Graphics Oddities & Performance 🧪📊
DOOM, But Inside a Blender Icon: Yes, It’s Playable
The “run DOOM on anything” challenge continues: Alex Telford made DOOM playable inside a Blender icon. He uses a 12x icon scale, pre-cached mini-icons, and a modal timer so the main icon renders a few frames behind—enough to play.
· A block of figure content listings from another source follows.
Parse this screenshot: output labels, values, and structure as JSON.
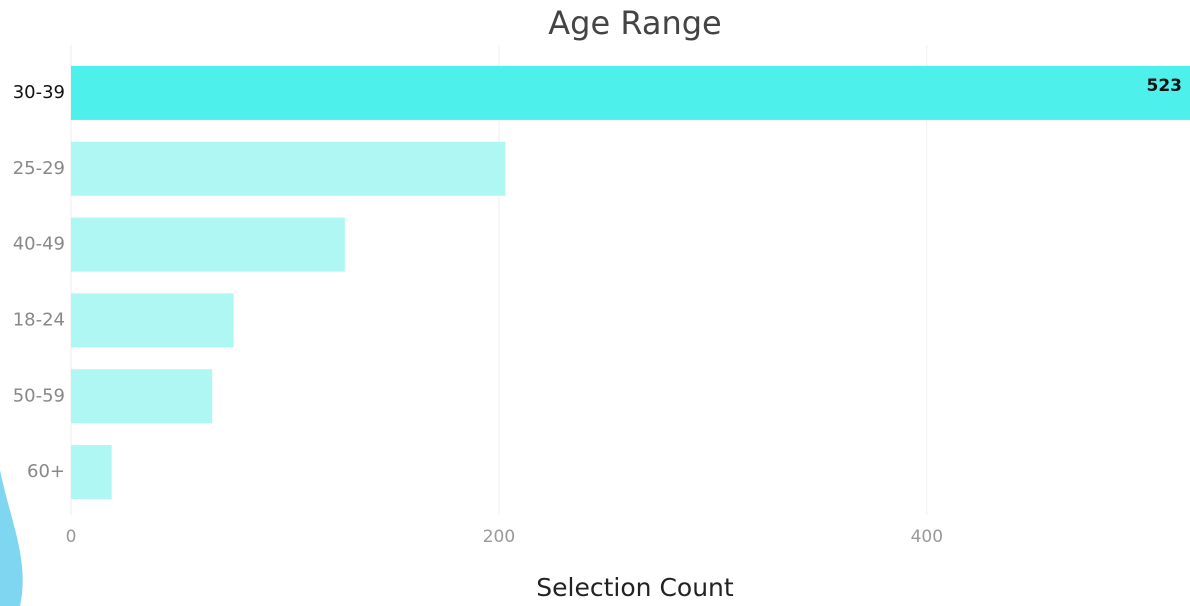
{
  "chart_data": {
    "type": "hbar",
    "title": "Age Range",
    "x_label": "Selection Count",
    "categories": [
      "30-39",
      "25-29",
      "40-49",
      "18-24",
      "50-59",
      "60+"
    ],
    "values": [
      523,
      203,
      128,
      76,
      66,
      19
    ],
    "colors": [
      "#4df0ea",
      "#aef7f3",
      "#aef7f3",
      "#aef7f3",
      "#aef7f3",
      "#aef7f3"
    ],
    "xlim": [
      0,
      523
    ],
    "xticks": [
      0,
      200,
      400
    ],
    "grid": true
  }
}
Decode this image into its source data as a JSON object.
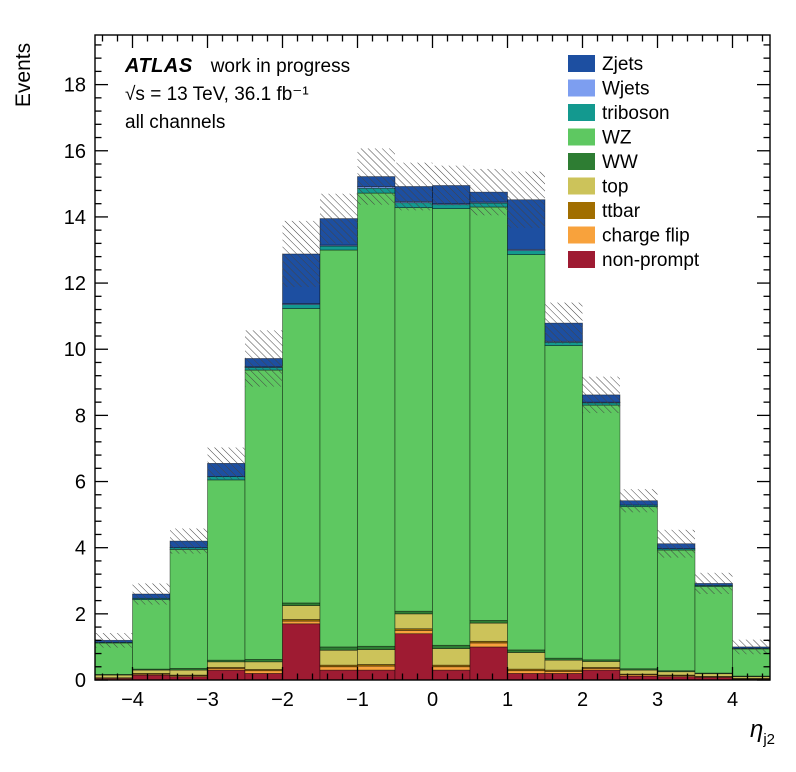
{
  "annotations": {
    "experiment": "ATLAS",
    "status": "work in progress",
    "energy_lumi": "√s = 13 TeV, 36.1 fb⁻¹",
    "channel": "all channels"
  },
  "chart_data": {
    "type": "bar",
    "stacked": true,
    "title": "",
    "ylabel": "Events",
    "xlabel": {
      "symbol": "η",
      "subscript": "j2"
    },
    "xlim": [
      -4.5,
      4.5
    ],
    "ylim": [
      0,
      19.5
    ],
    "x_ticks": [
      -4,
      -3,
      -2,
      -1,
      0,
      1,
      2,
      3,
      4
    ],
    "y_ticks": [
      0,
      2,
      4,
      6,
      8,
      10,
      12,
      14,
      16,
      18
    ],
    "grid": false,
    "legend_position": "top-right",
    "bin_edges": [
      -4.5,
      -4.0,
      -3.5,
      -3.0,
      -2.5,
      -2.0,
      -1.5,
      -1.0,
      -0.5,
      0.0,
      0.5,
      1.0,
      1.5,
      2.0,
      2.5,
      3.0,
      3.5,
      4.0,
      4.5
    ],
    "series": [
      {
        "name": "non-prompt",
        "color": "#9e1b32",
        "values": [
          0.05,
          0.15,
          0.1,
          0.3,
          0.2,
          1.7,
          0.3,
          0.3,
          1.4,
          0.3,
          1.0,
          0.2,
          0.2,
          0.3,
          0.12,
          0.1,
          0.08,
          0.03
        ]
      },
      {
        "name": "charge flip",
        "color": "#f8a23c",
        "values": [
          0.02,
          0.03,
          0.03,
          0.05,
          0.08,
          0.08,
          0.1,
          0.12,
          0.1,
          0.1,
          0.12,
          0.08,
          0.06,
          0.05,
          0.04,
          0.03,
          0.02,
          0.01
        ]
      },
      {
        "name": "ttbar",
        "color": "#a16e00",
        "values": [
          0.0,
          0.02,
          0.02,
          0.03,
          0.04,
          0.05,
          0.05,
          0.05,
          0.05,
          0.05,
          0.05,
          0.05,
          0.04,
          0.03,
          0.02,
          0.02,
          0.01,
          0.01
        ]
      },
      {
        "name": "top",
        "color": "#ccc35a",
        "values": [
          0.08,
          0.1,
          0.15,
          0.17,
          0.23,
          0.42,
          0.45,
          0.45,
          0.45,
          0.5,
          0.55,
          0.5,
          0.3,
          0.18,
          0.12,
          0.1,
          0.08,
          0.05
        ]
      },
      {
        "name": "WW",
        "color": "#2e7d33",
        "values": [
          0.02,
          0.03,
          0.05,
          0.05,
          0.07,
          0.08,
          0.1,
          0.1,
          0.08,
          0.1,
          0.08,
          0.08,
          0.06,
          0.05,
          0.04,
          0.03,
          0.02,
          0.02
        ]
      },
      {
        "name": "WZ",
        "color": "#5ec861",
        "values": [
          0.95,
          2.1,
          3.6,
          5.45,
          8.75,
          8.9,
          12.0,
          13.7,
          12.2,
          13.2,
          12.5,
          11.95,
          9.45,
          7.7,
          4.9,
          3.65,
          2.62,
          0.82
        ]
      },
      {
        "name": "triboson",
        "color": "#13998f",
        "values": [
          0.02,
          0.04,
          0.05,
          0.1,
          0.08,
          0.12,
          0.12,
          0.15,
          0.15,
          0.12,
          0.12,
          0.12,
          0.1,
          0.07,
          0.05,
          0.04,
          0.03,
          0.02
        ]
      },
      {
        "name": "Wjets",
        "color": "#7d9ef0",
        "values": [
          0.0,
          0.0,
          0.0,
          0.0,
          0.02,
          0.03,
          0.03,
          0.05,
          0.04,
          0.03,
          0.03,
          0.04,
          0.03,
          0.02,
          0.0,
          0.0,
          0.0,
          0.0
        ]
      },
      {
        "name": "Zjets",
        "color": "#1d4fa1",
        "values": [
          0.06,
          0.13,
          0.2,
          0.4,
          0.25,
          1.5,
          0.8,
          0.3,
          0.45,
          0.55,
          0.3,
          1.5,
          0.55,
          0.22,
          0.13,
          0.15,
          0.06,
          0.04
        ]
      }
    ],
    "stat_uncertainty": [
      0.22,
      0.32,
      0.38,
      0.48,
      0.85,
      1.0,
      0.75,
      0.85,
      0.72,
      0.6,
      0.7,
      0.85,
      0.62,
      0.55,
      0.35,
      0.42,
      0.32,
      0.22
    ],
    "legend_order_top_to_bottom": [
      "Zjets",
      "Wjets",
      "triboson",
      "WZ",
      "WW",
      "top",
      "ttbar",
      "charge flip",
      "non-prompt"
    ]
  }
}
Inputs are simulated via toggle properties, all built on the open-source Doomviz Python API. Performance is rough, but the code’s available if you want to try this delightfully cursed hack.
Vertex Exports Aren’t Free: Nsight-Backed Findings on Nvidia GPUs
Increasing vertex shader exports can quietly crush performance. Using Nsight on an RTX 3080 mobile, the author shows draw time nearly triples from 1 to 10 float4 exports due to Primitive Engine pressure and TRAM/ISBE stalls. If the pixel shader doesn’t consume the data, Nvidia appears to skip TRAM allocation, keeping cost flat—unlike a tested AMD GCN 5.0. Floats scale better than float4s, allocations grow per-float, and vendor differences mean you should profile on target hardware.
Design & Systems Thinking 🎮đź§
From Fireball to Framework: Data‑Driven Abilities in Unity
Turn a simple fireball-and-poison demo into a scalable ability framework using interfaces and generics. This tutorial introduces IEffect and IDamageable to decouple abilities from actors, adds an Ability Caster with events, and manages persistent effects with clean lifecycles. You’ll compose multiple effects into one ability and finish with VFX/SFX polish—all in a data-driven, reusable setup perfect for RPGs and action games.
Why Football Games Are Hard: Inside Bitmap Books’ Two Halves
A Tale of Two Halves blends coffee-table craftsmanship with a developer-minded autopsy of football games. Author Richard Moss reveals the genre’s toughest problems—player AI tuning, realism vs fun—and spotlights oddball experiments alongside the big rivalries. He argues EA’s market power has dulled innovation, and suggests contenders could reshape the pitch.